Abstain-R1: Calibrated Abstention and Post-Refusal Clarification via Verifiable RL
For developers of LLMs, this work provides a method to teach models to abstain and clarify missing information through verifiable rewards, reducing hallucination without sacrificing performance on answerable queries.
The paper addresses the problem of LLMs hallucinating on unanswerable queries and proposes Abstain-R1, a 3B model trained with a clarification-aware RLVR reward that jointly optimizes abstention and post-refusal clarification. Abstain-R1 achieves competitive performance with larger systems like DeepSeek-R1 on abstention benchmarks while maintaining strong performance on answerable queries.

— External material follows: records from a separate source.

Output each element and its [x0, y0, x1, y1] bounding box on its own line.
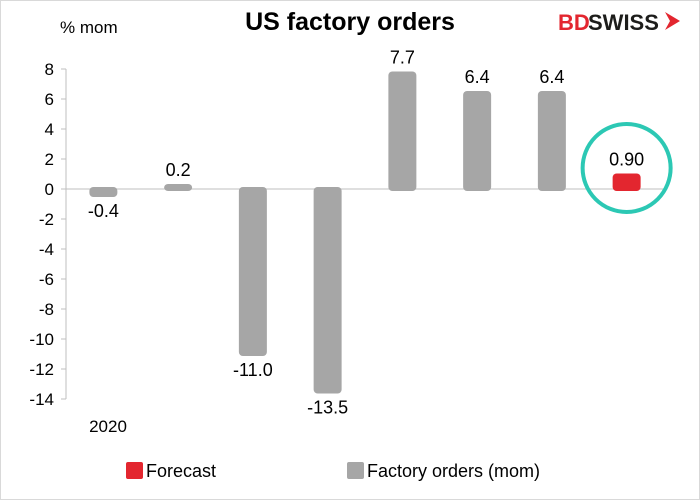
- y-tick-label: -4: [39, 240, 54, 259]
- unit-label: % mom: [60, 18, 118, 37]
- y-tick-label: 0: [45, 180, 54, 199]
- logo-text-swiss: SWISS: [588, 10, 659, 35]
- y-tick-label: -14: [29, 390, 54, 409]
- y-tick-label: 4: [45, 120, 54, 139]
- chart-title: US factory orders: [245, 8, 455, 36]
- data-label: -11.0: [233, 360, 273, 380]
- y-tick-label: -10: [29, 330, 54, 349]
- data-label: -13.5: [307, 398, 348, 418]
- y-axis: 8 6 4 2 0 -2 -4 -6 -8 -10 -12 -14: [29, 60, 664, 409]
- data-label: 6.4: [539, 67, 564, 87]
- y-tick-label: -6: [39, 270, 54, 289]
- data-label: 0.2: [166, 160, 191, 180]
- data-label: 7.7: [390, 48, 415, 68]
- bar: [612, 173, 641, 191]
- legend-swatch-factory-orders: [347, 462, 364, 479]
- legend: Forecast Factory orders (mom): [126, 461, 540, 481]
- data-labels: -0.4 0.2 -11.0 -13.5 7.7 6.4 6.4 0.90: [88, 48, 673, 418]
- y-tick-label: 8: [45, 60, 54, 79]
- bar: [388, 71, 417, 191]
- highlight-circle: [580, 122, 673, 214]
- y-tick-label: 6: [45, 90, 54, 109]
- year-label: 2020: [89, 417, 127, 436]
- y-tick-label: 2: [45, 150, 54, 169]
- data-label: 0.90: [609, 150, 644, 170]
- bar: [238, 187, 267, 356]
- legend-label-forecast: Forecast: [146, 461, 216, 481]
- y-tick-label: -2: [39, 210, 54, 229]
- data-label: 6.4: [465, 67, 490, 87]
- brand-logo: BD SWISS: [558, 10, 680, 35]
- legend-swatch-forecast: [126, 462, 143, 479]
- arrow-chevron-icon: [665, 12, 680, 30]
- y-tick-label: -12: [29, 360, 54, 379]
- bar: [537, 91, 566, 191]
- legend-label-factory-orders: Factory orders (mom): [367, 461, 540, 481]
- logo-text-bd: BD: [558, 10, 590, 35]
- bars: [89, 71, 641, 394]
- bar: [313, 187, 342, 394]
- y-tick-label: -8: [39, 300, 54, 319]
- bar: [89, 187, 118, 197]
- bar: [463, 91, 492, 191]
- bar: [164, 184, 193, 191]
- data-label: -0.4: [88, 201, 119, 221]
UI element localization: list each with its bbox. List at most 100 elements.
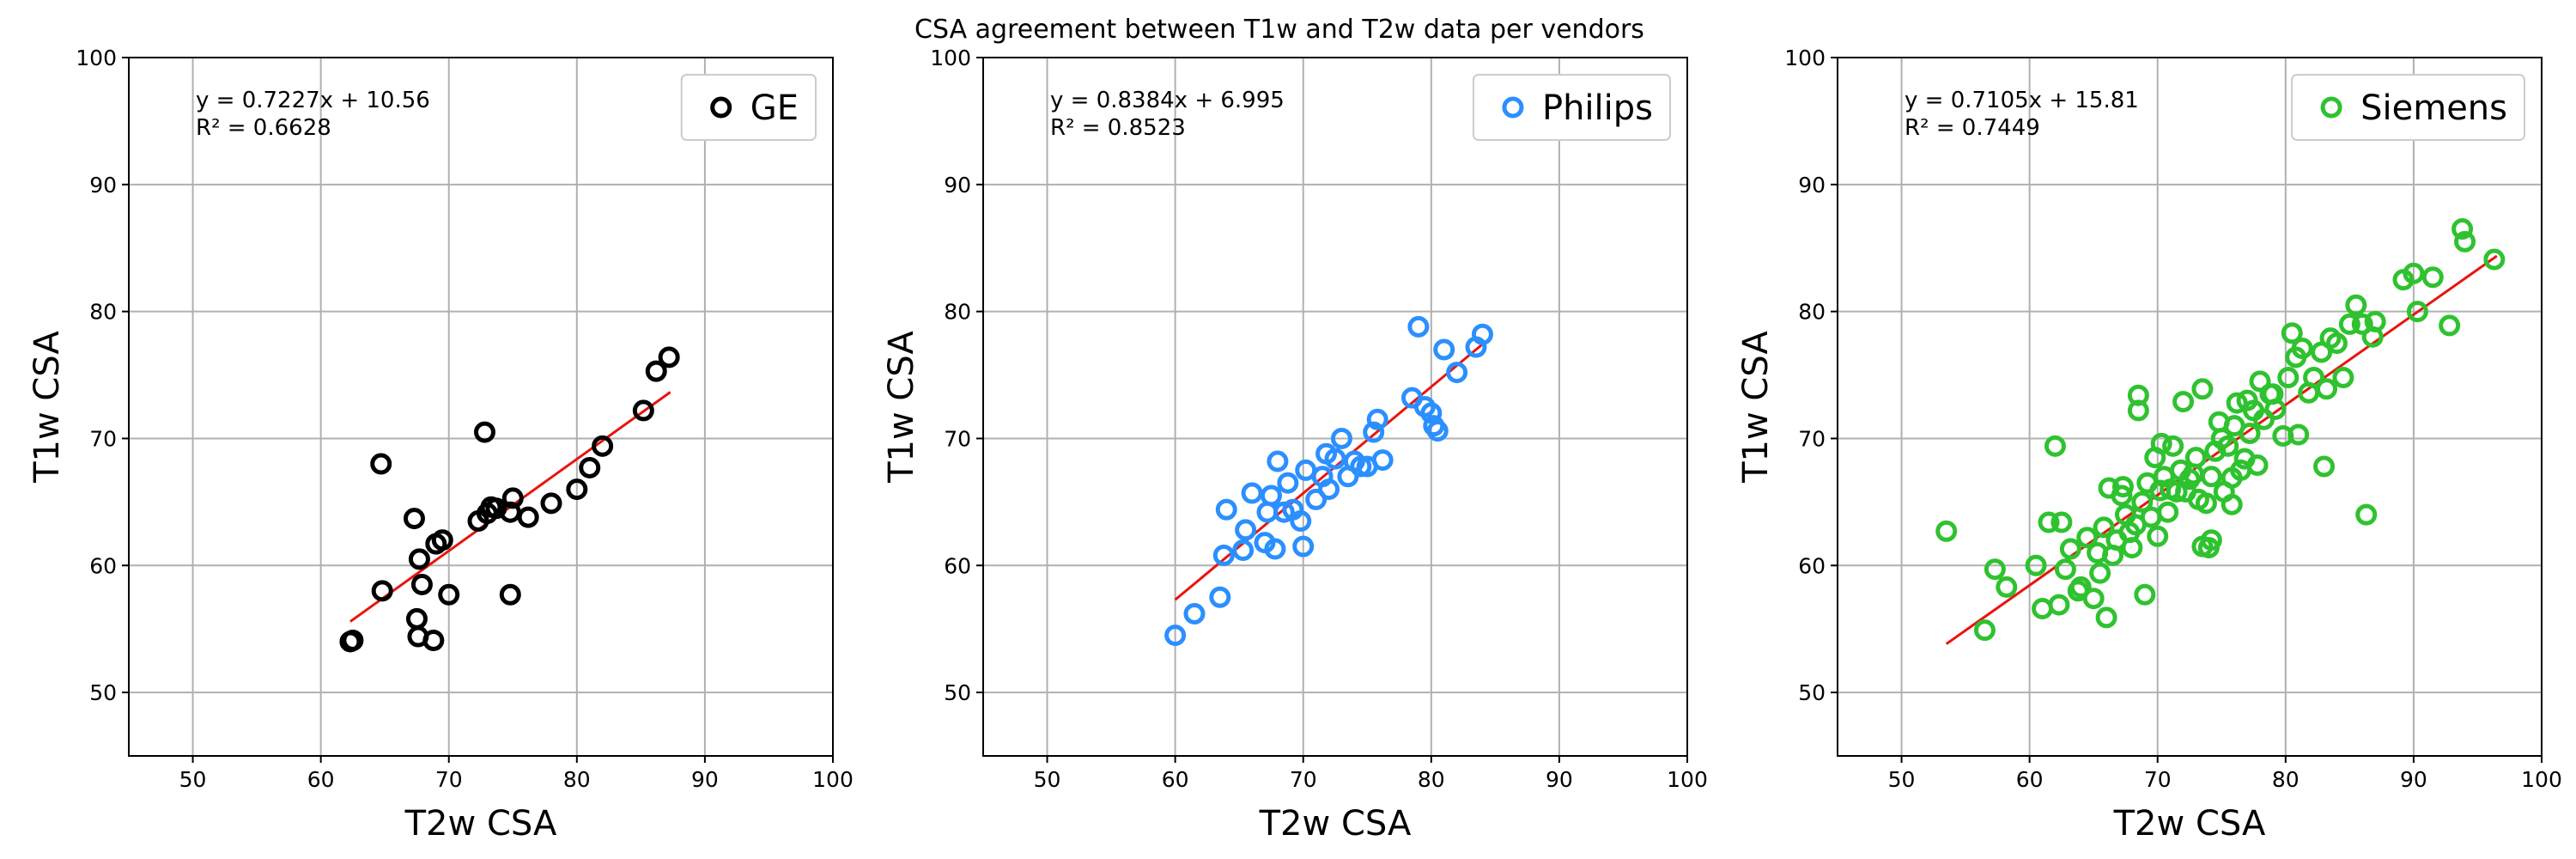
fit-equation: y = 0.7227x + 10.56 bbox=[196, 88, 430, 113]
scatter-point bbox=[1305, 488, 1327, 510]
scatter-point bbox=[2262, 383, 2284, 405]
gridlines bbox=[129, 57, 834, 756]
scatter-point bbox=[1215, 498, 1237, 521]
scatter-point bbox=[2095, 606, 2117, 629]
scatter-point bbox=[2303, 367, 2325, 389]
scatter-point bbox=[2134, 583, 2156, 606]
scatter-point bbox=[2239, 423, 2261, 445]
scatter-point bbox=[2191, 378, 2214, 400]
legend-box bbox=[1472, 74, 1671, 141]
scatter-point bbox=[2406, 301, 2428, 323]
scatter-point bbox=[2191, 535, 2214, 557]
scatter-point bbox=[2166, 481, 2188, 503]
scatter-point bbox=[2184, 447, 2207, 469]
x-tick-label: 60 bbox=[2016, 767, 2044, 792]
x-tick-labels: 50 60 70 80 90 100 bbox=[1888, 756, 2562, 792]
plot-frame bbox=[982, 57, 1688, 757]
scatter-point bbox=[1260, 484, 1282, 507]
scatter-point bbox=[2421, 266, 2444, 289]
scatter-point bbox=[1407, 315, 1430, 338]
fit-equation: y = 0.7105x + 15.81 bbox=[1905, 88, 2139, 113]
scatter-point bbox=[2050, 511, 2073, 533]
x-tick-label: 60 bbox=[307, 767, 335, 792]
scatter-point bbox=[2162, 435, 2184, 457]
scatter-point bbox=[2313, 455, 2336, 478]
x-tick-labels: 50 60 70 80 90 100 bbox=[1034, 756, 1708, 792]
scatter-point bbox=[403, 508, 425, 530]
scatter-point bbox=[658, 346, 680, 369]
scatter-point bbox=[2316, 378, 2338, 400]
scatter-point bbox=[410, 573, 433, 595]
legend-marker bbox=[1502, 96, 1524, 119]
scatter-point bbox=[473, 421, 495, 443]
x-tick-label: 70 bbox=[435, 767, 463, 792]
y-tick-label: 80 bbox=[944, 300, 971, 325]
scatter-point bbox=[2221, 493, 2243, 515]
scatter-point bbox=[1264, 538, 1286, 560]
y-axis-label: T1w CSA bbox=[882, 331, 921, 484]
scatter-point bbox=[501, 487, 524, 509]
scatter-point bbox=[2157, 501, 2179, 523]
scatter-point bbox=[1471, 323, 1493, 345]
x-axis-label: T2w CSA bbox=[1259, 804, 1412, 844]
plot-frame bbox=[128, 57, 834, 757]
y-tick-label: 50 bbox=[944, 680, 971, 705]
scatter-point bbox=[1183, 602, 1206, 624]
data-points bbox=[1935, 218, 2506, 642]
x-tick-label: 100 bbox=[2521, 767, 2562, 792]
scatter-point bbox=[1290, 510, 1312, 533]
scatter-point bbox=[2038, 511, 2060, 533]
scatter-point bbox=[1984, 558, 2006, 581]
scatter-point bbox=[579, 456, 601, 478]
figure-suptitle: CSA agreement between T1w and T2w data p… bbox=[914, 15, 1644, 45]
x-tick-label: 60 bbox=[1162, 767, 1189, 792]
scatter-panel-philips: 50 60 70 80 90 100 50 60 70 80 90 100 T2w CSA T1w … bbox=[882, 46, 1708, 844]
y-tick-label: 60 bbox=[944, 553, 971, 578]
scatter-point bbox=[1232, 539, 1255, 562]
scatter-point bbox=[2338, 313, 2360, 335]
legend: Philips bbox=[1472, 74, 1671, 141]
scatter-point bbox=[1973, 619, 1996, 642]
scatter-point bbox=[1277, 472, 1299, 494]
x-tick-label: 50 bbox=[179, 767, 207, 792]
scatter-point bbox=[1209, 586, 1231, 608]
x-tick-label: 80 bbox=[563, 767, 591, 792]
scatter-point bbox=[2093, 516, 2115, 539]
y-tick-label: 90 bbox=[89, 173, 117, 198]
scatter-point bbox=[1212, 544, 1235, 566]
scatter-point bbox=[1164, 624, 1187, 647]
legend-label: Siemens bbox=[2360, 88, 2507, 128]
scatter-point bbox=[645, 360, 667, 382]
scatter-point bbox=[499, 583, 521, 606]
y-tick-label: 70 bbox=[89, 426, 117, 451]
scatter-point bbox=[2217, 435, 2239, 457]
legend-label: GE bbox=[750, 88, 799, 128]
scatter-point bbox=[1371, 449, 1394, 472]
y-axis-label: T1w CSA bbox=[1736, 331, 1776, 484]
x-axis-label: T2w CSA bbox=[404, 804, 557, 844]
scatter-panel-siemens: 50 60 70 80 90 100 50 60 70 80 90 100 T2w CSA T1w … bbox=[1736, 46, 2562, 844]
scatter-point bbox=[2150, 432, 2172, 454]
y-tick-label: 90 bbox=[944, 173, 971, 198]
y-tick-label: 60 bbox=[89, 553, 117, 578]
legend-box bbox=[680, 74, 817, 141]
scatter-point bbox=[2483, 248, 2506, 271]
scatter-point bbox=[632, 399, 654, 422]
scatter-point bbox=[405, 607, 428, 630]
scatter-point bbox=[2403, 262, 2425, 284]
scatter-point bbox=[2082, 588, 2105, 610]
scatter-point bbox=[2351, 313, 2373, 335]
y-tick-label: 70 bbox=[944, 426, 971, 451]
scatter-point bbox=[2121, 537, 2143, 559]
scatter-point bbox=[370, 453, 392, 475]
scatter-point bbox=[1420, 402, 1443, 424]
scatter-point bbox=[1433, 338, 1455, 361]
fit-equation: y = 0.8384x + 6.995 bbox=[1050, 88, 1285, 113]
y-tick-labels: 50 60 70 80 90 100 bbox=[930, 46, 983, 705]
scatter-point bbox=[2131, 490, 2154, 513]
scatter-point bbox=[540, 492, 562, 515]
y-tick-label: 100 bbox=[930, 46, 971, 70]
scatter-point bbox=[1318, 478, 1340, 501]
scatter-point bbox=[1273, 501, 1295, 523]
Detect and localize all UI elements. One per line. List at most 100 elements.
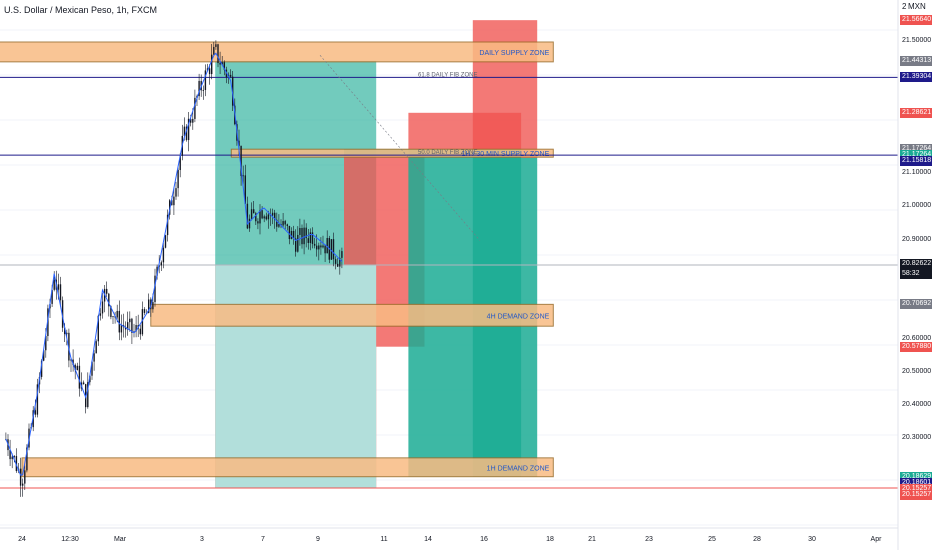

Reinforcement fine-tuning improves the reasoning ability of large language models, but it can also encourage them to answer unanswerable queries by guessing or hallucinating missing information. Existing abstention methods either train models to produce generic refusals or encourage follow-up clarifications without verifying whether those clarifications identify the key missing information. We study queries that are clear in meaning but cannot be reliably resolved from the given information, and argue that a reliable model should not only abstain, but also explain what is missing. We propose a clarification-aware RLVR reward that, while rewarding correct answers on answerable queries, jointly optimizes explicit abstention and semantically aligned post-refusal clarification on unanswerable queries. Using this reward, we train Abstain-R1, a 3B model that improves abstention and clarification on unanswerable queries while preserving strong performance on answerable ones. Experiments on Abstain-Test, Abstain-QA, and SelfAware show that Abstain-R1 substantially improves over its base model and achieves unanswerable-query behavior competitive with larger systems including DeepSeek-R1, suggesting that calibrated abstention and clarification can be learned through verifiable rewards rather than emerging from scale alone.